LLM-LaTeX Expand Macro (MaxCompute)

更新时间:
复制 MD 格式

The LLM-LaTeX Expand Macro component preprocesses TeX-formatted text for large language models (LLMs). Its primary function is to expand parameterless macros whose names consist only of letters and numbers by replacing the name with its value.

Supported computing resources

MaxCompute

How it works

The LLM-LaTeX Expand Macro component expands parameterless macros inline using the following regular expressions:

Item

Parameterless \newcommand macro

Parameterless \def macro

Regular expression

r'\\\bnewcommand\b\*?\{(\\[a-zA-Z0-9]+?)\}\{(.*?)\}$'

r'\\def\s*(\\[a-zA-Z0-9]+?)\s*\{(.*?)\}$'

Content matched by the regular expression

\newcommand{\macro_name}{macro_value}

\newcommand*{\macro_name}{macro_value}

\def\macro_name{macro_value}

Description

The macro_name can contain only letters and numbers. The macro_value can contain any characters.
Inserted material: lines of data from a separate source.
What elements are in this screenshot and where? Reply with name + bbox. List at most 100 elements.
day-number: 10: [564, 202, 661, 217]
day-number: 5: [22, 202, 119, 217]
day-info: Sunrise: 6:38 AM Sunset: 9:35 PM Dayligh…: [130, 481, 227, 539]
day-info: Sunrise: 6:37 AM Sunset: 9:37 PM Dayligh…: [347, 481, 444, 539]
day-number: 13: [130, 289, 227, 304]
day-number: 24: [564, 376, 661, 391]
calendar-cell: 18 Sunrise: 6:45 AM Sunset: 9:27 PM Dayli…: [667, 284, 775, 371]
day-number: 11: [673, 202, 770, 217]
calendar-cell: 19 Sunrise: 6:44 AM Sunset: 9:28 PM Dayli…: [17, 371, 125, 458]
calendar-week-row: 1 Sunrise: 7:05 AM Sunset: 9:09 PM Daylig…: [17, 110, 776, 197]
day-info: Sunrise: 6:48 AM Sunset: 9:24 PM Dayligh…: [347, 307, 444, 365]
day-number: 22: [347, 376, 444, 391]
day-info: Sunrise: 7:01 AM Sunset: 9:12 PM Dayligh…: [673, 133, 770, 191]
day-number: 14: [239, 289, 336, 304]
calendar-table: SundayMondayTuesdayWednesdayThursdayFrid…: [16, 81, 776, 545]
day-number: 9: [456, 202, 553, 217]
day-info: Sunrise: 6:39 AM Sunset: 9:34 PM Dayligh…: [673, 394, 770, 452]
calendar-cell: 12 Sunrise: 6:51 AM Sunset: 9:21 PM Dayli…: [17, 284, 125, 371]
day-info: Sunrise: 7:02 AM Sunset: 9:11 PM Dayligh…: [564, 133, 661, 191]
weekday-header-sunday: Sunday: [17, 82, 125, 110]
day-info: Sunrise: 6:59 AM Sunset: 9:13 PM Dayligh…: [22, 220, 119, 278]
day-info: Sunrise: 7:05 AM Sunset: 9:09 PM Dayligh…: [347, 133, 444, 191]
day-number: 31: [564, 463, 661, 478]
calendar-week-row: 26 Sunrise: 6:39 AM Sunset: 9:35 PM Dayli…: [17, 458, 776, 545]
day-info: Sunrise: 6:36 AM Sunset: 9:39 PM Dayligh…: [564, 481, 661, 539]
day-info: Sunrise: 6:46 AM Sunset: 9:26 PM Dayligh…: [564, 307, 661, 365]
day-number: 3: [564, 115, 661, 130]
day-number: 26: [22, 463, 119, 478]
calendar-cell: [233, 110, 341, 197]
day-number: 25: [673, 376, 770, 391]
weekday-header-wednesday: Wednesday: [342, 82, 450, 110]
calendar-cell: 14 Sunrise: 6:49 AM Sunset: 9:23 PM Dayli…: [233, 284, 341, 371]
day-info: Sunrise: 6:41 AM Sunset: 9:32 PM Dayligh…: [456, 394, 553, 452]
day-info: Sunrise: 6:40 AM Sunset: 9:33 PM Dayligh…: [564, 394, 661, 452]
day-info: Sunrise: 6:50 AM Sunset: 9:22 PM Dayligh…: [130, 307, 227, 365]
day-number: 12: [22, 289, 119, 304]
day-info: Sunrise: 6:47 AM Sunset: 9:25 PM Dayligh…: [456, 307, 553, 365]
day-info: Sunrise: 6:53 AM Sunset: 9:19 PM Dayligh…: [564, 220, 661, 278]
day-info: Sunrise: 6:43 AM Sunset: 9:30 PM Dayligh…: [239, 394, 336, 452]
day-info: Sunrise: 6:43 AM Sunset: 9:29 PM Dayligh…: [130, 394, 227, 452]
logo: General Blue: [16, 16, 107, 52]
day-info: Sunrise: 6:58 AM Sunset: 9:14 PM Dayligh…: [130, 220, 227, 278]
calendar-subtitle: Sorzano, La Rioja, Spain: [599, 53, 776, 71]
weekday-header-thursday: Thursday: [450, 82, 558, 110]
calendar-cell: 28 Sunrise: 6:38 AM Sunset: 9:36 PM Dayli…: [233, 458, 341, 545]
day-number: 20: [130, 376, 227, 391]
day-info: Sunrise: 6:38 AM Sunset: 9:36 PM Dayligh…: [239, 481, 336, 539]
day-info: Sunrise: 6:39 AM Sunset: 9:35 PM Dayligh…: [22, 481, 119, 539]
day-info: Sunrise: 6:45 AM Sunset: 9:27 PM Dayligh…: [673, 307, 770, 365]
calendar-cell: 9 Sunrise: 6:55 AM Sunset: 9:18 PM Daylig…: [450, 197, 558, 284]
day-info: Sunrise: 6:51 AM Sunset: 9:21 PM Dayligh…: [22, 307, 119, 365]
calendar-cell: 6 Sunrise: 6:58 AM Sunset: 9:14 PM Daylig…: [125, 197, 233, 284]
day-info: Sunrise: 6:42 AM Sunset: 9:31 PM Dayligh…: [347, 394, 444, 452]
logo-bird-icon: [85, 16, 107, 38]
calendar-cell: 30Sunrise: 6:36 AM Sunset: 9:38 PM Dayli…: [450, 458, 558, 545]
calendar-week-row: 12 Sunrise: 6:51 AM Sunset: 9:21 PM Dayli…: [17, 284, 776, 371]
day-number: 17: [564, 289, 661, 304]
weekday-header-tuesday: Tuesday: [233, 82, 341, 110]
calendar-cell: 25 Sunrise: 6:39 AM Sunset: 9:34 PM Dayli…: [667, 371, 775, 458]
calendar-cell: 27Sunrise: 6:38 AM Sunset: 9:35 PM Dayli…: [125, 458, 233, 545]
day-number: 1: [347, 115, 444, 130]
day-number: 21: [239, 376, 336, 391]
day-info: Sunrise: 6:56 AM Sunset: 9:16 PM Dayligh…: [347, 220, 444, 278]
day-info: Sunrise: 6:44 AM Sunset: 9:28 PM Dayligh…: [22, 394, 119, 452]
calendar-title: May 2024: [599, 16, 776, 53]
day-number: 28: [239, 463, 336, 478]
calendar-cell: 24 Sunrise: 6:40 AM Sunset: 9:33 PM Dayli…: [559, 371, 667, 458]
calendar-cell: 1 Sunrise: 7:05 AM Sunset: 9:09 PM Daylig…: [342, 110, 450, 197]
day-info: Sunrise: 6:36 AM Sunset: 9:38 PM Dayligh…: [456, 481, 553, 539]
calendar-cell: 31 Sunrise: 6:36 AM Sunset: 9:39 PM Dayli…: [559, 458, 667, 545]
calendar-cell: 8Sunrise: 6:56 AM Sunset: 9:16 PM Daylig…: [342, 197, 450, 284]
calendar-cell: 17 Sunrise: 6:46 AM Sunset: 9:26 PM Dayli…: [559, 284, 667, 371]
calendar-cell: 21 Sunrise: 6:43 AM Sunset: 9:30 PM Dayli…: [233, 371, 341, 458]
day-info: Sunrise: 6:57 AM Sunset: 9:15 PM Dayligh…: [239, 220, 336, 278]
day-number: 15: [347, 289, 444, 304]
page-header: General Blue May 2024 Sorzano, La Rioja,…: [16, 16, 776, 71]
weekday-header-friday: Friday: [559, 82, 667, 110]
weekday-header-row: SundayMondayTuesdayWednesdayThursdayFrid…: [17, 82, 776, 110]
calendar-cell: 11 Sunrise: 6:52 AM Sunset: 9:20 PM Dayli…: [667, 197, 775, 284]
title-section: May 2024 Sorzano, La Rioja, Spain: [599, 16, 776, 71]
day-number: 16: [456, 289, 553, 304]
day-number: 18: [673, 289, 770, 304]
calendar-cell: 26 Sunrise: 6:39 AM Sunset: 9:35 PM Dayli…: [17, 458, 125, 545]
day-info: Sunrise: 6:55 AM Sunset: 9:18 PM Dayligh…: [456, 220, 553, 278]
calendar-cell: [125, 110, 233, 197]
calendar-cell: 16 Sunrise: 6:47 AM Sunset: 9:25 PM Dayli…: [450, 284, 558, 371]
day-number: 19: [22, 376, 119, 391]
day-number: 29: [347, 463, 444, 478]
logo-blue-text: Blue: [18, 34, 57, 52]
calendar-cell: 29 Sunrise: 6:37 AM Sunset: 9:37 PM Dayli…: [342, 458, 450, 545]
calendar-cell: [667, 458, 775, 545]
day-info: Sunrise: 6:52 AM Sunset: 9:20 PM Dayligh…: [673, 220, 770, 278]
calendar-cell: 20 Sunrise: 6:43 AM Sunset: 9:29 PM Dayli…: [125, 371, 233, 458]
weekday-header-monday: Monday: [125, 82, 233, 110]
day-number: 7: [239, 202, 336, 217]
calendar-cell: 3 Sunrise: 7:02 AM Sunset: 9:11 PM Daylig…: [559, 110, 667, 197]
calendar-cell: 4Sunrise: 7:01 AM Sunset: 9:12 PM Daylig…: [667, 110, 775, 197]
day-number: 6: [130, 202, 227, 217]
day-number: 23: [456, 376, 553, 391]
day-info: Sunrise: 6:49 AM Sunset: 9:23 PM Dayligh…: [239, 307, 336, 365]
The component extracts all strings that match the preceding regular expressions and replaces macro_name with macro_value. The following is an example.

Before processing

\usepackage{microtype}
\usepackage{graphicx}

% Attempt to make hyperref and algorithmic work together better:
\newcommand{\theHalgorithm}{\arabic{algorithm}}

% For theorems and such
\usepackage{amsmath}

After processing

After processing, \newcommand{\arabic{algorithm}}{\arabic{algorithm}} is the key definition, and the complete field value is as follows:

\usepackage{microtype}
\usepackage{graphicx}

% Attempt to make hyperref and algorithmic work together better:
\newcommand{\arabic{algorithm}}{\arabic{algorithm}}
% For theorems and such
\usepackage{amsmath}

Configure the component

In Designer, add the LLM-LaTeX Expand Macro component to your pipeline. Then, configure the parameters in the pane on the right.

Parameter group

Parameter

Description

Field settings

Select columns to process

Select one or more columns to process.

Output table lifecycle

Specifies the lifecycle of the temporary table in days. The table is deleted after this period. The value must be a positive integer. Default: 28.

Tuning

Number of CPUs per instance

The CPU resources for each map task instance. A value of 100 represents one vCPU. Range: 50–800. Default: 100.

Memory size per instance (MB)

The memory for each map task instance, in MB. Range: 256–12288. Default: 1024.

Data size per instance (MB)

The maximum data that each map task instance can process, in MB. Range: 1 to Integer.MAX_VALUE. Default: 256.

This parameter controls the input data size for map tasks.